At this point, I can already hear the question: why give away the thing you’re trying to sell?
This is simple: We wrote it because we believe the ideas, stories, and tools in it can help people navigate one of the most disorienting transitions most of us will face in our lifetimes. And if making the content available in ways that let more people engage with it on their own terms means more people actually use it — that matters more to us than gatekeeping it behind a price tag.
We also have a sneaking suspicion — backed by zero hard data and considerable optimism — that people who engage with the book through AI will want to pick up a physical copy. There’s something about holding the stories and tools in your hands that a chat window can’t quite replicate. At least not yet.
So: download them, share them, play with them. Use the AI Companion to explore what the book’s 21 tools mean for your life. Use the Instructor Guide to build something for your students or team that we couldn’t have anticipated. And tell us what happens — we’re genuinely curious.
Some things to try with the AI Companion:
Tell the AI what you’re dealing with right now — at work, at home, in your head — and ask which of the book’s 27 characters faced something similar. Then explore what they did — and argue with it.
Describe a real decision you’re wrestling with and walk through the Stress-Test Table or the 7-Minute Clarity Pause with the Companion, using your actual situation — not a hypothetical.
Ask the AI to build you an interactive website based on the Mirror Test or the Identity Matrix — one you can actually use, save, and share. (This one genuinely surprised us — see the simple example below.)
Have the AI map out a personal toolkit for you from the book’s 21 tools, based on a conversation about challenges and opportunities you’re facing right now — then ask it to explain why it chose what it chose.
Ask what would happen if Sana’s “truth is expensive, lies are unaffordable” principle were applied to something you’re navigating.
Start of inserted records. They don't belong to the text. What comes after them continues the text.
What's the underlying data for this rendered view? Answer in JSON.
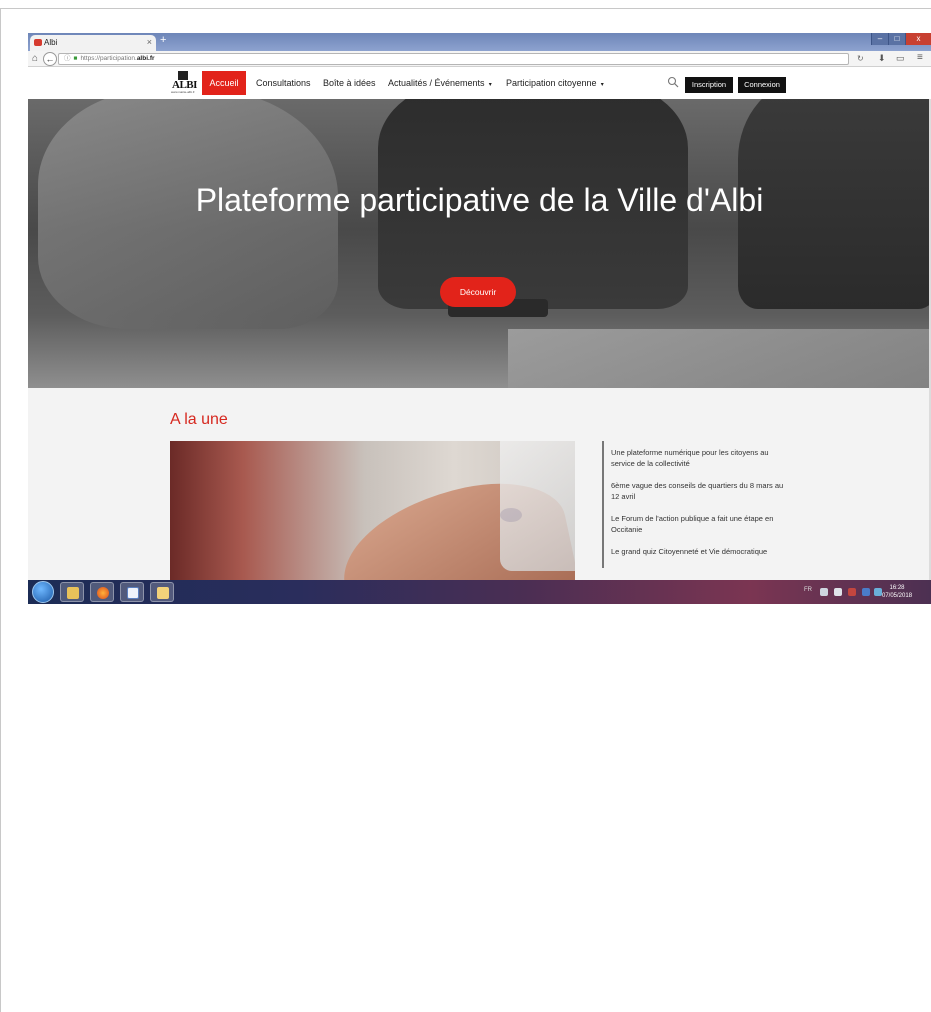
{
  "browser": {
    "tab_title": "Albi",
    "tab_close": "×",
    "new_tab": "+",
    "url_prefix": "https://participation.",
    "url_domain": "albi.fr",
    "window_controls": [
      "–",
      "□",
      "x"
    ],
    "icons": [
      "home-icon",
      "back-arrow-icon",
      "info-icon",
      "lock-icon",
      "reload-icon",
      "download-icon",
      "library-icon",
      "menu-icon"
    ]
  },
  "site": {
    "logo": {
      "name": "ALBI",
      "prefix": "VILLE D'",
      "sub": "www.mairie-albi.fr"
    },
    "nav": {
      "accueil": "Accueil",
      "consultations": "Consultations",
      "boite": "Boîte à idées",
      "actualites": "Actualités / Événements",
      "participation": "Participation citoyenne"
    },
    "inscription": "Inscription",
    "connexion": "Connexion",
    "accent": "#e2231a"
  },
  "hero": {
    "title": "Plateforme participative de la Ville d'Albi",
    "button": "Découvrir"
  },
  "une": {
    "title": "A la une",
    "items": [
      "Une plateforme numérique pour les citoyens au service de la collectivité",
      "6ème vague des conseils de quartiers du 8 mars au 12 avril",
      "Le Forum de l'action publique a fait une étape en Occitanie",
      "Le grand quiz Citoyenneté et Vie démocratique"
    ]
  },
  "taskbar": {
    "lang": "FR",
    "time": "16:28",
    "date": "07/05/2018",
    "apps": [
      "windows-start-icon",
      "explorer-icon",
      "firefox-icon",
      "document-icon",
      "folder-icon"
    ]
  }
}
Or substitute any character’s insight for Sana’s.
Ask it how you might go about forming an informal group or community to explore AI together.
Ask it about “fourth spaces.”
Some things to try with the Instructor Guide:
Tell the AI who your learners are — “first-year MBA students,” “skeptical engineers at a manufacturing company,” “high school juniors who think AI is just ChatGPT” — and ask it to design a lesson or session that meets them where they are.
Ask the Guide to create a debate or role-play exercise where participants argue from different characters’ positions on a real AI dilemma — Sana choosing truth over millions in ad revenue, Carlos choosing dignity over efficiency, Hiro delaying a product launch because of bias he found at 3 a.m.
Have it build a complete interactive course website you can actually deploy — with modules, discussion prompts, and tool walkthroughs drawn directly from the book.
Ask it to design a six-week professional development arc that starts with the Mirror Test and builds toward the Commitment Ladder, calibrated to your team’s actual context.
Use the Guide to craft a professional development session for teachers who are new to AI and how to use it smartly in their work.
Describe a learning objective you’re struggling to teach and let the AI find the character, story, or tool in the book that makes it concrete.
Postscript
As a quick demonstration of what’s possible with the AI Companion using Claude Opus 4.6 (Extended thinking) I uploded the file and asked:
“I'd like you to create a web page that allows me to explore 10 of the most useful tools, along with the stories that go with them”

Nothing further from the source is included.